Le trouble visuel des hypermétropes passe par contre souvent inaperçu. L'enfant lui-même ne sait pas que ses yeux effectuent une accommodation. Mais il peut souffrir de maux de tête, de fatigue et avoir un tempérament agité. Certains jeunes hypermétropes se voient même prescrire du Ritalin ou du Concerta pour atténuer leur bougeotte et faciliter leur concentration. «Ce n'est pas leur cerveau qui fonctionne moins bien, lance M. Hanssens. Le problème a une origine oculaire!»

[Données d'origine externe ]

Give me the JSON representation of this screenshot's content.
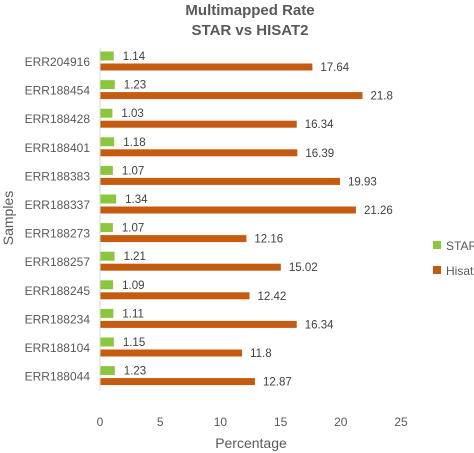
{
  "chart_data": {
    "type": "bar",
    "orientation": "horizontal",
    "title": "Multimapped Rate",
    "subtitle": "STAR vs HISAT2",
    "xlabel": "Percentage",
    "ylabel": "Samples",
    "xlim": [
      0,
      25
    ],
    "xticks": [
      "0",
      "5",
      "10",
      "15",
      "20",
      "25"
    ],
    "grid": false,
    "legend_position": "right",
    "categories": [
      "ERR204916",
      "ERR188454",
      "ERR188428",
      "ERR188401",
      "ERR188383",
      "ERR188337",
      "ERR188273",
      "ERR188257",
      "ERR188245",
      "ERR188234",
      "ERR188104",
      "ERR188044"
    ],
    "series": [
      {
        "name": "STAR",
        "color": "#8cc63f",
        "values": [
          1.14,
          1.23,
          1.03,
          1.18,
          1.07,
          1.34,
          1.07,
          1.21,
          1.09,
          1.11,
          1.15,
          1.23
        ],
        "labels": [
          "1.14",
          "1.23",
          "1.03",
          "1.18",
          "1.07",
          "1.34",
          "1.07",
          "1.21",
          "1.09",
          "1.11",
          "1.15",
          "1.23"
        ]
      },
      {
        "name": "Hisat",
        "color": "#c55a11",
        "values": [
          17.64,
          21.8,
          16.34,
          16.39,
          19.93,
          21.26,
          12.16,
          15.02,
          12.42,
          16.34,
          11.8,
          12.87
        ],
        "labels": [
          "17.64",
          "21.8",
          "16.34",
          "16.39",
          "19.93",
          "21.26",
          "12.16",
          "15.02",
          "12.42",
          "16.34",
          "11.8",
          "12.87"
        ]
      }
    ]
  }
}
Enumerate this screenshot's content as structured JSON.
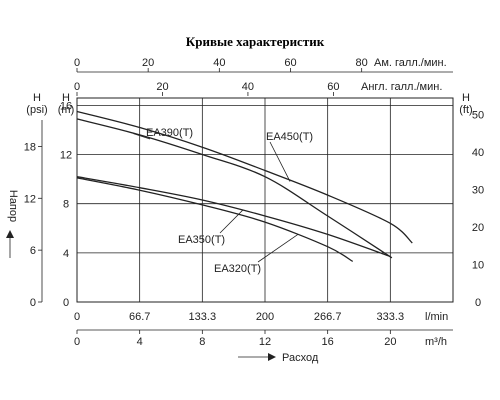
{
  "chart_data": {
    "type": "line",
    "title": "Кривые характеристик",
    "ylabel_left": "Напор",
    "xlabel_bottom": "Расход",
    "ylabel_units": {
      "psi": "H\n(psi)",
      "m": "H\n(m)",
      "ft": "H\n(ft)"
    },
    "top_axes": {
      "us": {
        "unit": "Ам. галл./мин.",
        "ticks": [
          "0",
          "20",
          "40",
          "60",
          "80"
        ],
        "values": [
          0,
          20,
          40,
          60,
          80
        ]
      },
      "imp": {
        "unit": "Англ. галл./мин.",
        "ticks": [
          "0",
          "20",
          "40",
          "60"
        ],
        "values": [
          0,
          20,
          40,
          60
        ]
      }
    },
    "bottom_axes": {
      "lpm": {
        "unit": "l/min",
        "ticks": [
          "0",
          "66.7",
          "133.3",
          "200",
          "266.7",
          "333.3"
        ],
        "values": [
          0,
          66.7,
          133.3,
          200,
          266.7,
          333.3
        ]
      },
      "m3h": {
        "unit": "m³/h",
        "ticks": [
          "0",
          "4",
          "8",
          "12",
          "16",
          "20"
        ],
        "values": [
          0,
          4,
          8,
          12,
          16,
          20
        ]
      }
    },
    "left_axes": {
      "psi": {
        "ticks": [
          "0",
          "6",
          "12",
          "18"
        ],
        "values": [
          0,
          6,
          12,
          18
        ]
      },
      "m": {
        "ticks": [
          "0",
          "4",
          "8",
          "12",
          "16"
        ],
        "values": [
          0,
          4,
          8,
          12,
          16
        ]
      }
    },
    "right_axis": {
      "ft": {
        "ticks": [
          "0",
          "10",
          "20",
          "30",
          "40",
          "50"
        ],
        "values": [
          0,
          10,
          20,
          30,
          40,
          50
        ]
      }
    },
    "xlim_m3h": [
      0,
      24
    ],
    "ylim_m": [
      0,
      16.6
    ],
    "grid": true,
    "series": [
      {
        "name": "EA390(T)",
        "x": [
          0,
          4,
          8,
          12,
          16,
          20.1
        ],
        "y": [
          14.9,
          13.6,
          12.0,
          10.2,
          7.0,
          3.6
        ]
      },
      {
        "name": "EA450(T)",
        "x": [
          0,
          4,
          8,
          12,
          16,
          20,
          21.4
        ],
        "y": [
          15.5,
          14.2,
          12.6,
          10.7,
          8.7,
          6.4,
          4.8
        ]
      },
      {
        "name": "EA350(T)",
        "x": [
          0,
          4,
          8,
          12,
          16,
          20
        ],
        "y": [
          10.2,
          9.3,
          8.3,
          7.0,
          5.5,
          3.7
        ]
      },
      {
        "name": "EA320(T)",
        "x": [
          0,
          4,
          8,
          12,
          16,
          17.6
        ],
        "y": [
          10.1,
          9.1,
          7.9,
          6.5,
          4.5,
          3.3
        ]
      }
    ]
  }
}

Les hypermétropes ne sont pas moins intelligents, précise-t-il. Ils éprouvent de la difficulté à se concentrer lorsqu'ils ont le nez dans leur livre. «Lire plus de 20 minutes est un vrai supplice pour la majorité d'entre eux, mentionne M. Hanssens. Cela explique pourquoi plusieurs ne font pas d'études universitaires.»

Au cours de l'année 2012-2013, Jean-Marie Hanssens a diagnostiqué plusieurs cas d'enfants hypermétropes à la Clinique universitaire de la vision de l'UdeM, dont trois qui prenaient des médicaments pour un trouble déficitaire de l'attention avec hyperactivité. Deux de ces enfants se sont vu prescrire le port de lunettes. L'un d'entre eux a même cessé de prendre son médicament avec l'autorisation de son médecin. «Récemment, ce jeune est venu à la Clinique pour son suivi annuel, raconte Jean-Marie Hanssens. Les parents étaient très heureux. Depuis que leur fils porte ses lunettes, il est beaucoup plus calme. Ses notes sont passées de C- à B+.»

Ce garçon hypermétrope fera-t-il des études universitaires? «En tout cas, s'il le désire, il le pourra. Et il n'y aura pas d'entraves à sa réussite», se réjouit M. Hanssens.